Уйди во тьму
Шрифт:
— Гарри, — сказала я, — не злись. Пожалуйста…
— Ужас! — произнес он. — Нет, это правда. Ты просто не можешь любить. Ты являешься сюда под предлогом извиниться и покаяться, а на самом деле хочешь, чтобы я сказал тебе, что это я должен стать на колени и просить у тебя прощения за грехи, которых не совершал. Ведь так, Пейтон, так?
— Да, — сказала я. — То есть нет. Нет, Гарри, пожалуйста, поверь мне…
Но он сказал:
— Почему ты не уходишь? Убирайся.
— Ох, Гарри, — сказала я, — ты просто не понимаешь.
— Можешь высушить свои слезы, детка, они на меня не действуют. Убирайся.
— Нет, — сказала я.
— Убирайся, — сказал он, — убирайся к черту отсюда, шлюха.
— Ох, Гарри, — сказала я, — опять ты за свое. Я же не такая. Если бы ты хоть понимал…

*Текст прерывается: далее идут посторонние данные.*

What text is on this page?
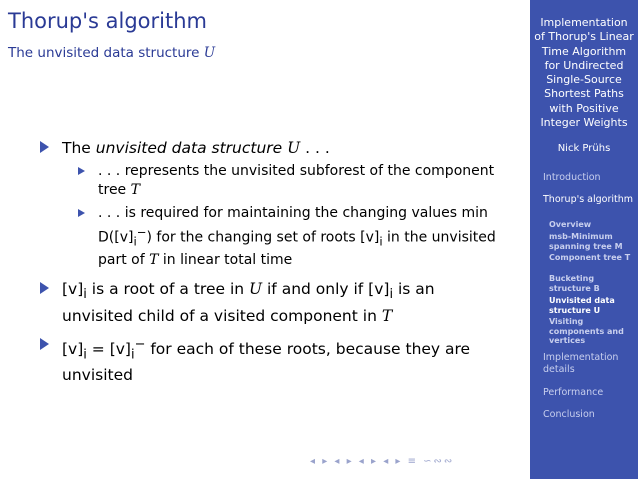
Thorup's algorithm
The unvisited data structure U
The unvisited data structure U . . .
. . . represents the unvisited subforest of the component tree T
. . . is required for maintaining the changing values $\min D([v]_i^-)$ for the changing set of roots $[v]_i$ in the unvisited part of T in linear total time
$[v]_i$ is a root of a tree in U if and only if $[v]_i$ is an unvisited child of a visited component in T
$[v]_i = [v]_i^-$ for each of these roots, because they are unvisited
◂ ▸ ◂ ▸ ◂ ▸ ◂ ▸ ≡ ∽∾∾
Implementation of Thorup's Linear Time Algorithm for Undirected Single-Source Shortest Paths with Positive Integer Weights
Nick Prühs
Introduction
Thorup's algorithm
Overview
msb-Minimum spanning tree M
Component tree T
Bucketing structure B
Unvisited data structure U
Visiting components and vertices
Implementation details
Performance
Conclusion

— У меня достаточно понимания, — сказал он. — В данный момент я понимаю: ты хочешь, чтобы я стал таким, каким ты видела меня многие месяцы. Чтобы посадил тебя к себе на колени и обнял своими сильными руками и сказал тебе, что был не прав насчет грязи под кроватью, что я был не прав, требуя, чтобы ты прекратила мотовство, что я был не прав, не позволяя тебе погубить нас обоих, будучи испорченным, избалованным ребенком, так что у тебя неверное представление обо мне. А теперь убирайся отсюда.
Я протянула к нему руки.
— Убирайся.
Они явились на краю моего сознания — бескрылые птицы: эму, и дронты, и страусы, и моа, чистящие свои перья при свете пустыни, страны дремы, пугающей меня, где я всегда лежала бы и дремала. Неужели он никогда больше не придет защитить меня от моего греха и вины? Я видела, как они степенно, горделиво расхаживали в дальних углах комнаты, у края стен, сквозь составленные рамы для картин, —
— Убирайся отсюда, — сказал он.
— Я тону, — сказала я. — Помоги мне, Гарри.
— Убирайся.
Я встала.
— Я никогда не сумею набраться сил, чтобы снова прийти, — сказала я.
— Вот и хорошо.
Я прошла мимо мольберта, мимо разрушенного города, пыльных сумерек, трагически поднятых глаз.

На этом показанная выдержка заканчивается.